Now tapped as City Hall’s overflow shelter manager, Commonwealth Catholic Charities, or CCC, plans to initially operate an inclement weather shelter at the Quality Inn Central, 3207 N. Arthur Ashe Blvd. It will be in the same space that was used as a pandemic safety net shelter last year, according to the plan Mayor Levar M. Stoney’s administration presented to City Council on Sept. 1.

CCC plans to use the hotel space while it renovates its intake facility at 809 Oliver Hill Way.

City Council’s policy is to have a shelter available when the temperature or wind chill factor is forecast to be at or below 40 degrees for the night.

Stoney administration officials stated that funding is being requested from City Council to pay for renovations at the CCC site and for operational costs for the first year.
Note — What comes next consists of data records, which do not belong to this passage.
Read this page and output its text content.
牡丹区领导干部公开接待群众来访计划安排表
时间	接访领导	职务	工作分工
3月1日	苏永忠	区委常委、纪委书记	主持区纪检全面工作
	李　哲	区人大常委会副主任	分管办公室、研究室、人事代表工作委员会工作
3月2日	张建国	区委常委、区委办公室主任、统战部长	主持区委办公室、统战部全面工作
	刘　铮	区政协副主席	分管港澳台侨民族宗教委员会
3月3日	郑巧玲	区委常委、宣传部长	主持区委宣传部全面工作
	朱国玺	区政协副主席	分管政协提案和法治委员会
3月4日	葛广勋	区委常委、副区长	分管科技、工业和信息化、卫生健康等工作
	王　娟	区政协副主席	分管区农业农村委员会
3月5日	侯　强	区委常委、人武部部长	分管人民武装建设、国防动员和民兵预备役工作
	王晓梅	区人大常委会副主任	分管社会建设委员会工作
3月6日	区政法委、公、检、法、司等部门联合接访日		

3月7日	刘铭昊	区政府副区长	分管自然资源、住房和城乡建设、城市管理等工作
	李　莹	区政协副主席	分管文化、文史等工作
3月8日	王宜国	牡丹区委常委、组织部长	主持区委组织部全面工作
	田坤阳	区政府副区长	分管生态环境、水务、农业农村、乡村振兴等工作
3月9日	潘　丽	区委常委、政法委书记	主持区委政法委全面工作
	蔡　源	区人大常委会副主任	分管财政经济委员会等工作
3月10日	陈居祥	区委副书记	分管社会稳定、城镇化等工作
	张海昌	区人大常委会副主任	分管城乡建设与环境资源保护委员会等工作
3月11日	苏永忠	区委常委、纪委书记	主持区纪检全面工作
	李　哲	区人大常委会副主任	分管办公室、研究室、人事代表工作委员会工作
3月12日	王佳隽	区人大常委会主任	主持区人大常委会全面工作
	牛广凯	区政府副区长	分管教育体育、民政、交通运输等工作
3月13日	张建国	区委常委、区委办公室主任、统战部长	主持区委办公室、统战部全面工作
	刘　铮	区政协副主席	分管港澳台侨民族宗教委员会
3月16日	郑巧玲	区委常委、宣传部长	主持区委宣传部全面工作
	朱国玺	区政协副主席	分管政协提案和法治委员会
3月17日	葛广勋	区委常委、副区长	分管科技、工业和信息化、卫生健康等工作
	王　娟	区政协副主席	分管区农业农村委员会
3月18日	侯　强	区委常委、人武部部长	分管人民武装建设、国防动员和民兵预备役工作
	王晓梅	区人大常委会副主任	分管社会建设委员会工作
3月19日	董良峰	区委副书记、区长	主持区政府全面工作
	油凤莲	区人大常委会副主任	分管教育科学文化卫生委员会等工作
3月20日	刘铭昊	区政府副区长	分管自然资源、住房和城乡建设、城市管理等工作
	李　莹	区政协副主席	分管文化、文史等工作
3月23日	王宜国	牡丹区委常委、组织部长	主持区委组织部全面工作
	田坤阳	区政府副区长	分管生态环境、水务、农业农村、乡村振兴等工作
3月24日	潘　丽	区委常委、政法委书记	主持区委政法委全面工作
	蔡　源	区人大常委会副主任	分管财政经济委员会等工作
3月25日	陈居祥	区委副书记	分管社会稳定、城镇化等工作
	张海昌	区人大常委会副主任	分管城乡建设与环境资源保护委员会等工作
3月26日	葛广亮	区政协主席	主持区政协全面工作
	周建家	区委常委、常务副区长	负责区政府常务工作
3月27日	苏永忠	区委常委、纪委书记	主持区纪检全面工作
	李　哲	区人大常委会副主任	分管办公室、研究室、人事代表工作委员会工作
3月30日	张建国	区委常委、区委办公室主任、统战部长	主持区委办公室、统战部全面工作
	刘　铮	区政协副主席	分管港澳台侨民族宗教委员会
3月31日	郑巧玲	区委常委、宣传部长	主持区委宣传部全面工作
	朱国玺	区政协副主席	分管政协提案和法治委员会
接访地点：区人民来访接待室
If the council approves it, the renovations would take several months, officials noted.

The funding would come from shelter dollars provided to the city by the U.S. Department of Housing and Urban Development, officials stated.

The city considered other options, including buying a motel, but has dropped those ideas, the officials said, and is now focused on ensuring CCC has the funds it needs to handle the city’s shelter needs.

The CCC also is under contract with the Greater Richmond Continuum of Care to operate the region’s main shelter program for families with children under 12, people recovering from illness, surgery or other health challenges and those 62 and older.

In July, Sharon Ebert, the city’s deputy chief administrative officer for economic and community development, told the council that $2.65 million was available to keep the program operating through March.

She said at the time that 133 individuals and 128 families with children under 12 were being housed through the program in motels and other locations.

She said then that GRCoC, an umbrella group whose members operate private shelters, had tapped CCC and the Richmond Urban Ministry Institute in North Side to operate the program, which is distinct from the city’s overflow shelter for winter and inclement weather.